Джеймс припарковал машину на своём привычном месте слишком резко. Грейс, погружённая в свои мысли, от неожиданности подалась вперёд, тормознула тело, не пристёгнутое ремнём безопасности, упёршись ладонями в приборную панель.
Несколько бесконечно долгих секунд они сидели молча и прислушивались к тому, что происходило снаружи.
– Все самые страшные монстры – люди. И тебе уже давно пора это понять. Взрослый вроде бы мальчик.
Сил на то, чтобы создать видимость непринуждённой беседы, просто не было, а для того, чтобы поговорить начистоту, не находилось слов. Грейс не знала, как облечь в слова те подозрения и страхи, терзавшие её.

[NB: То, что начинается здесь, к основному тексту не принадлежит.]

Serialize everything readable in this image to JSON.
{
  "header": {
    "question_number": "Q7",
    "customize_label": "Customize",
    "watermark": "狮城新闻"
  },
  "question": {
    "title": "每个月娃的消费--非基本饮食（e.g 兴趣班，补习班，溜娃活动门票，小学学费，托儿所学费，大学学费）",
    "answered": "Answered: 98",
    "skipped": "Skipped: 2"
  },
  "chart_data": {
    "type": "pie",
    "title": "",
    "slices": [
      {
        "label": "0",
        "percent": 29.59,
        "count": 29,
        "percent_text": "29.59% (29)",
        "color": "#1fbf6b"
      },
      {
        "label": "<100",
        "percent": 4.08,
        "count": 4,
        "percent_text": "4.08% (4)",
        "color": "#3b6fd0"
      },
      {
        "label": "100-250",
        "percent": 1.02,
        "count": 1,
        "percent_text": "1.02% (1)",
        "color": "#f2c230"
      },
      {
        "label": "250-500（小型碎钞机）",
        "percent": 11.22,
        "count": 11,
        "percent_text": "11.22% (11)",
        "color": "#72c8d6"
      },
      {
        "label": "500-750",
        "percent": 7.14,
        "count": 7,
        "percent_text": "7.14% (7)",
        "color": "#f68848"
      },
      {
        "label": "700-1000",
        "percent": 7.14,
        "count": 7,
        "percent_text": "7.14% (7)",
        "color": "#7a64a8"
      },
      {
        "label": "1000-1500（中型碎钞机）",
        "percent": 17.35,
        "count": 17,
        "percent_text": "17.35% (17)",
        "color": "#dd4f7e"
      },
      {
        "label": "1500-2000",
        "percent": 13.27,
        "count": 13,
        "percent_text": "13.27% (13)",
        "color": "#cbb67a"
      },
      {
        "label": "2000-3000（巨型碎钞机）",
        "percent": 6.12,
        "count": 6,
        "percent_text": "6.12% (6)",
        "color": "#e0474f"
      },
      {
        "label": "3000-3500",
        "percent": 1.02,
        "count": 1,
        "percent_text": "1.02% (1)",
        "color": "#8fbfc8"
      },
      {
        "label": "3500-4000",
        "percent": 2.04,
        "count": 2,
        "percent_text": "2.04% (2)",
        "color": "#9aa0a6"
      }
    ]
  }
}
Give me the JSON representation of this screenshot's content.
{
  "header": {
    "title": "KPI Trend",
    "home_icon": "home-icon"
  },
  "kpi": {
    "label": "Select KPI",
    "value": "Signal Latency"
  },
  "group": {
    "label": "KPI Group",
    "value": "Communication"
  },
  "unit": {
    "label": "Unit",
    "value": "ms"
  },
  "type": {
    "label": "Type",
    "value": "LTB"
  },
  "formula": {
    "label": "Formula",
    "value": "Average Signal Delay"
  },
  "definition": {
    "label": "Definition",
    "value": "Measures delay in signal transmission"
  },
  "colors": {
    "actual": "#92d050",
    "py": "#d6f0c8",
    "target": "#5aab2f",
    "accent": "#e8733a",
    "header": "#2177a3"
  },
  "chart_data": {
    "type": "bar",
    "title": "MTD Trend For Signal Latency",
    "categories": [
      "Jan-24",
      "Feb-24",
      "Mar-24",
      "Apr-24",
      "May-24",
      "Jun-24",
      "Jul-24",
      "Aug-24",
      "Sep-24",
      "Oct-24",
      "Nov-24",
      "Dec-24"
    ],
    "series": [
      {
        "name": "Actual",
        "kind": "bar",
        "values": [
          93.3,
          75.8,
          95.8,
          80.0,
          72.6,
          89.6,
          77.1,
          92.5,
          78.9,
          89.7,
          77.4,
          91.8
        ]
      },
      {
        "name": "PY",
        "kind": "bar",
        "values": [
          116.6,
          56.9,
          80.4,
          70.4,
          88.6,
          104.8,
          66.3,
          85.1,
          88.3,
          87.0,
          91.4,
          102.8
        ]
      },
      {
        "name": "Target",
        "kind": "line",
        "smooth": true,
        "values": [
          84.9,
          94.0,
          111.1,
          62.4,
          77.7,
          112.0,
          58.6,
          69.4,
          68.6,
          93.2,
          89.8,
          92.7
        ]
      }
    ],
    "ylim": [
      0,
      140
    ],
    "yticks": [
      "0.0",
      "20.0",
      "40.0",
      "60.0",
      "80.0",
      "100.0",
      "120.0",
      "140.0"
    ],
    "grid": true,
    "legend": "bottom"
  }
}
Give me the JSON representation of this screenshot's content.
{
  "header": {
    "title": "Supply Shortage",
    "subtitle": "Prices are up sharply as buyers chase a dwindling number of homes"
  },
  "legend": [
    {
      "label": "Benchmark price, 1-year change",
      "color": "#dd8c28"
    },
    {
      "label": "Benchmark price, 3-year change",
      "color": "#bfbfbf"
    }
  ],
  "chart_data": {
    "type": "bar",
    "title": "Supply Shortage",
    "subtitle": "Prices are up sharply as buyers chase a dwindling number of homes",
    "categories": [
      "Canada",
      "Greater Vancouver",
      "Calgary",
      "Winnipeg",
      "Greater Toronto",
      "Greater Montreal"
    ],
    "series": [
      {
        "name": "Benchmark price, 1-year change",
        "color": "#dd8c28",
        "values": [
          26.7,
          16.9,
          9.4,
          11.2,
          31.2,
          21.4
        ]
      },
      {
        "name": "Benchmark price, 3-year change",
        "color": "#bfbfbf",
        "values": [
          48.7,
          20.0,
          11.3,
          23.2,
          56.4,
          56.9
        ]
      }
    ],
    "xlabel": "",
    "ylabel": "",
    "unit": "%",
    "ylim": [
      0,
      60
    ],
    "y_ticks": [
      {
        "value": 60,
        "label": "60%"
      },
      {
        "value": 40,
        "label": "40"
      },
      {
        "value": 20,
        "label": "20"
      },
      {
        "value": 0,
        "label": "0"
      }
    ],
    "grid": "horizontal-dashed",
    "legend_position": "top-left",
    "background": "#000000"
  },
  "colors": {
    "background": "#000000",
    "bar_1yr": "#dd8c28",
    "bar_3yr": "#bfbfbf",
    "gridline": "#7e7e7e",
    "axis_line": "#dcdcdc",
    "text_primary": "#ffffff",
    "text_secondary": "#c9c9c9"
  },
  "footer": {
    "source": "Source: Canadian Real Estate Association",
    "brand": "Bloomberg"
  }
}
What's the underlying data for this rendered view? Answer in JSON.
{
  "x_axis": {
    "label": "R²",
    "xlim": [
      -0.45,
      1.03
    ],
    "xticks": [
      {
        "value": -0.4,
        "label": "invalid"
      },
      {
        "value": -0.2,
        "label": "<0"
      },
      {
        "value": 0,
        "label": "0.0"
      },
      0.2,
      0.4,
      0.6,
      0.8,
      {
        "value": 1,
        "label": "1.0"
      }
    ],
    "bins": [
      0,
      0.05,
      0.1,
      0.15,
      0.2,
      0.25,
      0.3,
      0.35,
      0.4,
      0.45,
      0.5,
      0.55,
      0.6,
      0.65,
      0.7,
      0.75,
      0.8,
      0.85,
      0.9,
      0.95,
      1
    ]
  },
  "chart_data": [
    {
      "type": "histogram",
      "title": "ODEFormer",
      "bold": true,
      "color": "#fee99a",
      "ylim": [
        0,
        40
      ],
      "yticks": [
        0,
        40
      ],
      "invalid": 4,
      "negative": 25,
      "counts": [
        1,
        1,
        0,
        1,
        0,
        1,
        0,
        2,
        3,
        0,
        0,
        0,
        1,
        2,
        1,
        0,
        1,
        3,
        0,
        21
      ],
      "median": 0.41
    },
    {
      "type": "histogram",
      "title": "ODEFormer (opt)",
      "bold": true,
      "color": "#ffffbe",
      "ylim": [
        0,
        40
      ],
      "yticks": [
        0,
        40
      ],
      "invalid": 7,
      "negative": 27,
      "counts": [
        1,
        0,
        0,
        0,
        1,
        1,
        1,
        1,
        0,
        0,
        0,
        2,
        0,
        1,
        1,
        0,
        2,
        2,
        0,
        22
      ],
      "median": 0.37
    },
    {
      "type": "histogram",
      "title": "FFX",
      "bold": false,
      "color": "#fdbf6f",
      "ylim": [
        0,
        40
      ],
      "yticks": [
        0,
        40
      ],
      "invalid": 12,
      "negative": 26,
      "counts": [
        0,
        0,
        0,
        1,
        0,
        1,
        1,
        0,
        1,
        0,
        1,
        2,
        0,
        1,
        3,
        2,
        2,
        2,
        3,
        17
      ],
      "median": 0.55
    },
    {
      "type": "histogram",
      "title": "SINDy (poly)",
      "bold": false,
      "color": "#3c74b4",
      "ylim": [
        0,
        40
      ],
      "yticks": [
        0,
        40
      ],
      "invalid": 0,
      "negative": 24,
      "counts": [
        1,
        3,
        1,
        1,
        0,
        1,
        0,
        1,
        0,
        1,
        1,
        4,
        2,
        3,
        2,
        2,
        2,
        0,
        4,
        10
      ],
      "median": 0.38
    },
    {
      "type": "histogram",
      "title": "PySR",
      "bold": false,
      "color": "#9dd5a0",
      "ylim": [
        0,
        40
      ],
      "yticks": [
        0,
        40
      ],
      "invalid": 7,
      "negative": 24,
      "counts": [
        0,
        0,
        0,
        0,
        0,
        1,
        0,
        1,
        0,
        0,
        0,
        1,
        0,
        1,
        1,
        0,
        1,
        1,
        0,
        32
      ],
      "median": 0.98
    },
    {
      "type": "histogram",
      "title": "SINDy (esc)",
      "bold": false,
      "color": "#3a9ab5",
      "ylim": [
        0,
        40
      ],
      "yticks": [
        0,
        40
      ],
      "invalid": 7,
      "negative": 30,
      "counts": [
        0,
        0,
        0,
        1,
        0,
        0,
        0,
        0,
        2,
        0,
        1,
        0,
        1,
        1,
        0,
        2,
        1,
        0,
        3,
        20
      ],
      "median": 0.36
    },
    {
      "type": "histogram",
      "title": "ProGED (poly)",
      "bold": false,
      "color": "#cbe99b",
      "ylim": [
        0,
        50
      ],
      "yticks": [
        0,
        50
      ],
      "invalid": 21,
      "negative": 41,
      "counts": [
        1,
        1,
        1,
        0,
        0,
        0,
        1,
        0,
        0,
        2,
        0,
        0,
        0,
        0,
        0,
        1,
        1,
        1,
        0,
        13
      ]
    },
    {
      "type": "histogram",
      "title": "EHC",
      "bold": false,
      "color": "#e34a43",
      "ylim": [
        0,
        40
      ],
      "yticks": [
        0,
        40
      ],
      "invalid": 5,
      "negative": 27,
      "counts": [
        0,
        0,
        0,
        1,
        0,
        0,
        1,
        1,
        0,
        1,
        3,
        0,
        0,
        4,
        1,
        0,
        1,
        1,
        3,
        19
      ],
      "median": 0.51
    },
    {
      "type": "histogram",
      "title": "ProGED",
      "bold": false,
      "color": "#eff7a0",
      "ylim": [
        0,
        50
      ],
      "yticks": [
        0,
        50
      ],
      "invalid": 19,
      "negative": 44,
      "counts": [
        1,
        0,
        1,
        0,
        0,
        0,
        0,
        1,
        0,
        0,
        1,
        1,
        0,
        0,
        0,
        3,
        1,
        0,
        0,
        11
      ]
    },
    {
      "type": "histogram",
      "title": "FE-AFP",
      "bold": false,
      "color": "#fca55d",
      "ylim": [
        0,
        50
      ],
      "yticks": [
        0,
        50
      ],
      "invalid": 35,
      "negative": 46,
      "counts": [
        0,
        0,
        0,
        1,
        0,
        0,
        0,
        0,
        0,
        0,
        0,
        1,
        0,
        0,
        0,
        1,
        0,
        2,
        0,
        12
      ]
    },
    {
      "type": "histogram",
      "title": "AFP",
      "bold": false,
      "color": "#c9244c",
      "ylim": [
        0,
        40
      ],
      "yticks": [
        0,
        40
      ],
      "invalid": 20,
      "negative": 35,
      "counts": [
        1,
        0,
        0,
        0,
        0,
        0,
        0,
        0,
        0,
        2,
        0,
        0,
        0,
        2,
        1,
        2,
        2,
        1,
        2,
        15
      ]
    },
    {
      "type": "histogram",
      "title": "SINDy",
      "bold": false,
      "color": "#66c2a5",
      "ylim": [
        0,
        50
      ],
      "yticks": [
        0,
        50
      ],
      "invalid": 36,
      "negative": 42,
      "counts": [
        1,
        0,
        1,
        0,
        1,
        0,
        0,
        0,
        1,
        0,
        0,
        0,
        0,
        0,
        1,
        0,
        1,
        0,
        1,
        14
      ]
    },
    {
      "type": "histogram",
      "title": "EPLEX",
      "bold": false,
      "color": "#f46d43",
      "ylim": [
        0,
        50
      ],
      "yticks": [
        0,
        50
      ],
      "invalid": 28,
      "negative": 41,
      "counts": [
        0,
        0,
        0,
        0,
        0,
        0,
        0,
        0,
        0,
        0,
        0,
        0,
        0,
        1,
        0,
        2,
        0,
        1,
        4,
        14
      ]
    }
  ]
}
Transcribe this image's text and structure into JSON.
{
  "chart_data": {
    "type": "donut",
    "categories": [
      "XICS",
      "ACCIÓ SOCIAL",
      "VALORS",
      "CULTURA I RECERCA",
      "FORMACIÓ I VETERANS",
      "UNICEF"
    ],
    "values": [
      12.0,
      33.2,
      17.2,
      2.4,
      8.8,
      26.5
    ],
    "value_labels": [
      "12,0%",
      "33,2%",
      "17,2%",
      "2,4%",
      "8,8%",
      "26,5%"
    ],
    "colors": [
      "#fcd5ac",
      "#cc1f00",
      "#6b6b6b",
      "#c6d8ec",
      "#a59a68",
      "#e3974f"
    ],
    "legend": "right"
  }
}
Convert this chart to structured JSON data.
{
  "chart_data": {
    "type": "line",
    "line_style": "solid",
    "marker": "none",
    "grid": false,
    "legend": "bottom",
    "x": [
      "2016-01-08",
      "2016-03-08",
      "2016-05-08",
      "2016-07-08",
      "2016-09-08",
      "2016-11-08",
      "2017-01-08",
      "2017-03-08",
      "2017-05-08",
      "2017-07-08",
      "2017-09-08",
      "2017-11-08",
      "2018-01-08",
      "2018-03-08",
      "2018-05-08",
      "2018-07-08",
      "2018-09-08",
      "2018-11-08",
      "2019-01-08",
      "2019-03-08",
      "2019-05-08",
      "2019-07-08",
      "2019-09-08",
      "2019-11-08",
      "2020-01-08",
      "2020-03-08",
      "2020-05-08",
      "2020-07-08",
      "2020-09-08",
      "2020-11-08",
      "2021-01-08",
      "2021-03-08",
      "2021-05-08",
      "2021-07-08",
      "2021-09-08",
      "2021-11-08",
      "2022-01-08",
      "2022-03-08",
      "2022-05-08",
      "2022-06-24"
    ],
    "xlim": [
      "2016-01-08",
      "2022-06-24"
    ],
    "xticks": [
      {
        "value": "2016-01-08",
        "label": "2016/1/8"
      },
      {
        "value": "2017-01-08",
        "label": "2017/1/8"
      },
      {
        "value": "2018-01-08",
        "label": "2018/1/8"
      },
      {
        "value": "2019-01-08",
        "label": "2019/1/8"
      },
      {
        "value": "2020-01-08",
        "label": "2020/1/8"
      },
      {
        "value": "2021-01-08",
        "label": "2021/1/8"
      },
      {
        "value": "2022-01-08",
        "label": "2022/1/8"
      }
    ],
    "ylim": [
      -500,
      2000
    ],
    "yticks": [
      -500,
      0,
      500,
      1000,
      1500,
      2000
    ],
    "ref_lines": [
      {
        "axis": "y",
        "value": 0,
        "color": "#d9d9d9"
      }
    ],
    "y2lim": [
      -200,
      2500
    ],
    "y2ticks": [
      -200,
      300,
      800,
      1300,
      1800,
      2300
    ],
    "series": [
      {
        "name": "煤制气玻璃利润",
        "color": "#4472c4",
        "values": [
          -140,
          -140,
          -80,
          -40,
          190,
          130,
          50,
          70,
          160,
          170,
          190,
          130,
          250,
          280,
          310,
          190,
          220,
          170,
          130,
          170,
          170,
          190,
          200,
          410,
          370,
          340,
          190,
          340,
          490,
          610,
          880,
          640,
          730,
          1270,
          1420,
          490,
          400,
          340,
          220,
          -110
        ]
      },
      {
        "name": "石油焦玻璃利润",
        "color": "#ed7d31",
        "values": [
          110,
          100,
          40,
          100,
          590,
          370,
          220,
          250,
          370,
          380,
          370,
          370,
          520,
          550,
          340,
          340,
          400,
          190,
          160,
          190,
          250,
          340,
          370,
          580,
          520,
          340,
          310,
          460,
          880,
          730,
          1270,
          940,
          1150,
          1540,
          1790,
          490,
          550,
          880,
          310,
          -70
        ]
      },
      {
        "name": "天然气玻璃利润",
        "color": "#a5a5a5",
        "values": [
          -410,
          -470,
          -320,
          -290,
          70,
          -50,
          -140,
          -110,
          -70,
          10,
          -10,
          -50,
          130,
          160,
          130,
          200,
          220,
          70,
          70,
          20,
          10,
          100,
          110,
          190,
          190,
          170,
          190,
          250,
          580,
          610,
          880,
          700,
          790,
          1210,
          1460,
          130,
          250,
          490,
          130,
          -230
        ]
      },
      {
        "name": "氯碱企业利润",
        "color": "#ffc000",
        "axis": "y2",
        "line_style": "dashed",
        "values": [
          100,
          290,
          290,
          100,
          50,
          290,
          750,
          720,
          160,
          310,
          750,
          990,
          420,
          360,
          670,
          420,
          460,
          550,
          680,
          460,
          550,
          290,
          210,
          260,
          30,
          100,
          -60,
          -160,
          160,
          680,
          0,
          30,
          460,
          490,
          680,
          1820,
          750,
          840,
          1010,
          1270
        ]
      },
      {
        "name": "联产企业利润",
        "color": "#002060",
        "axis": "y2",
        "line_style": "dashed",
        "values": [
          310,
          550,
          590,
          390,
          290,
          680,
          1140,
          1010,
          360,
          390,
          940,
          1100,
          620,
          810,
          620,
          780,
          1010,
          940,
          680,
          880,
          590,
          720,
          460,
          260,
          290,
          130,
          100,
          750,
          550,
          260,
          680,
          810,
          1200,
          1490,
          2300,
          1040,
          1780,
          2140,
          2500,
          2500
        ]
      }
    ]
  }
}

– Знаю. Но мне не хочется верить.
Грейс видела, что он нервничал ещё сильнее, чем в момент, когда они сели в машину, – это читалось по его угловатым, рваным движениям и грубому тону, так ему несвойственному. Он так же, как и она, не понимал, что делать дальше, и так же был напуган.
17Глава
Погода стояла чудесная. Дождь прекратился ещё вчера. А утром Грейс проснулась оттого, что её спальня наполнилась мягким и жёлтым, как сливочное масло, солнечным светом. Стало ощутимо теплее, асфальт был практически сухим, а над заливом ещё не рассеялся туман.
Келлер пересекла Шестую авеню и свернула на Дэнни-уэй, чтобы объехать пробку. Проехала мимо сквера, усыпанного оранжевыми кленовыми листьями, мельком полюбовалась собаками, резвящимися в траве, и их заспанными меланхоличными хозяевами.
Лейтенант сообщил на вечернем брифинге, что профайлер из ФБР назначил встречу на семь утра. Грейс удалось поспать всего несколько часов, отчего она чувствовала себя разбитой и, несмотря на то что в машине работала печка, дрожала.